Implemented in 2006, the DirectConnect to UCF program guarantees students admission to UCF once they've earned an associate's degree from one of the university's partner colleges: Valencia College, Seminole State College, Lake Sumter State College and Eastern Florida State College.
UCF has awarded more than 24,000 bachelor's degrees through the DirectConnect to UCF program since its inception in 2006, with the largest group coming from Valencia College, said UCF spokesman Chad Binette.
With tuition currently at $105.07 per credit hour, and an associate's and bachelor's degree requiring 60 and 120 credits respectively, that's more than $150 million the university has gained from these students continuing their educations at UCF.
In addition to the financial benefits to UCF, state colleges also reap the benefits of the partnership, proving higher education to qualified students — one of UCF's main goals, said UCF spokesman Gene Kruckemyer.
"[DirectConnect to UCF] helps our entire community to have an educated workforce and citizenry, and this program gives students and their families a less-expensive pathway to earn a bachelor's degree," Kruckemyer said. "DirectConnect has helped to increase diversity at UCF, which benefits the community, too."
And although UCF's most recent class of graduates included 5,000 DirectConnect students — a 70 percent growth since the program's inception, said UCF Provost Dale Whittaker — it's not all about the numbers.
"We don't really think of it as 'we have enough students,' but we think of it in terms of the individual student and what a college education means to raising the standard of living for each student and his or her family," said Joyce Romano, vice president for student affairs at Valencia College."We believe in the enormous untapped potential of the members of our community and our region."
With UCF in the process of moving some programs to Downtown Orlando, following Arizona State's success, the partnership between UCF and Valencia College will only continue to grow.
Although nothing is set in stone, Valencia has discussed moving its culinary and hospitality programs from the West Campus on Kirkman Road to the new downtown campus, said Carol Traynor, senior public relations manager at Valencia. This would be just one aspect in the partnership, which would bring approximately 10,000 students to the downtown campus.
Also in the works is determining a financial plan for the expansion. But one thing's for sure: UCF won't be fronting the entire bill for the downtown campus, which was previously estimated to cost anywhere between $150 million and $200 million over several years.
"Everyone will have a fiscal piece of the pie that they'll have to pay for," said Angé Peterson, associate vice president of UCF regional campuses.

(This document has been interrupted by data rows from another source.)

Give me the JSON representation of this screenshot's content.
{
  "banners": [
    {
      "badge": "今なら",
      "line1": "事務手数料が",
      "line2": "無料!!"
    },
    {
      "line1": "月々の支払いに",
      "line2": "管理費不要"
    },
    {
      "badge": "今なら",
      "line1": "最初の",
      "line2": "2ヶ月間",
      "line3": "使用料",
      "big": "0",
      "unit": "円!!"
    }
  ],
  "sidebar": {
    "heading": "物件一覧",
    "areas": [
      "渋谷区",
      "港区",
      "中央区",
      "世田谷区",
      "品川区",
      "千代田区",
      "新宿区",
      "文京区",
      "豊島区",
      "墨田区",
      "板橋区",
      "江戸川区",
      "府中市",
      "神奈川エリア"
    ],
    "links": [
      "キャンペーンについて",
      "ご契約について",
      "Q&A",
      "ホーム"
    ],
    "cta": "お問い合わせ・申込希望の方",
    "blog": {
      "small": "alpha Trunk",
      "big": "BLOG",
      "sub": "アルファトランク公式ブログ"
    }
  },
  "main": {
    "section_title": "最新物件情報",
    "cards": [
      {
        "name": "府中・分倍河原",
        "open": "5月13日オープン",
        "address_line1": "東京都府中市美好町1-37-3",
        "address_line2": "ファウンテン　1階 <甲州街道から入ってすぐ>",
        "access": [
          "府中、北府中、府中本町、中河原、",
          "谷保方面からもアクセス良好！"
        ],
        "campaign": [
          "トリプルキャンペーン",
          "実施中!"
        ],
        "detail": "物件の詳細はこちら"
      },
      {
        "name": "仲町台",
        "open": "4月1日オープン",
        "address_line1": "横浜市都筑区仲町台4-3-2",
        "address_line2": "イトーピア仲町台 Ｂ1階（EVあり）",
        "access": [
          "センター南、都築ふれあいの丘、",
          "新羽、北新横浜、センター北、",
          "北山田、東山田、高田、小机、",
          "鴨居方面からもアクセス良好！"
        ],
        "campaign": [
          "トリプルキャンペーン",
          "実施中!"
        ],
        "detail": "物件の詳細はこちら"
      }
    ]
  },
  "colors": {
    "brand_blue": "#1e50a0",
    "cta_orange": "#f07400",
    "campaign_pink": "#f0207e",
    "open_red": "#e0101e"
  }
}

However, UCF will play the lead role in seeking state funding for the campus, Binette said in an email. Similarly, Valencia played the same role when acquiring state funding for the new Osceola County campus building shared by both institutions.
"Each institution pays the operating costs of its own programs, and the two institutions share the expense of maintaining the building," he said.
It is still not clear if the same will be true for the downtown campus.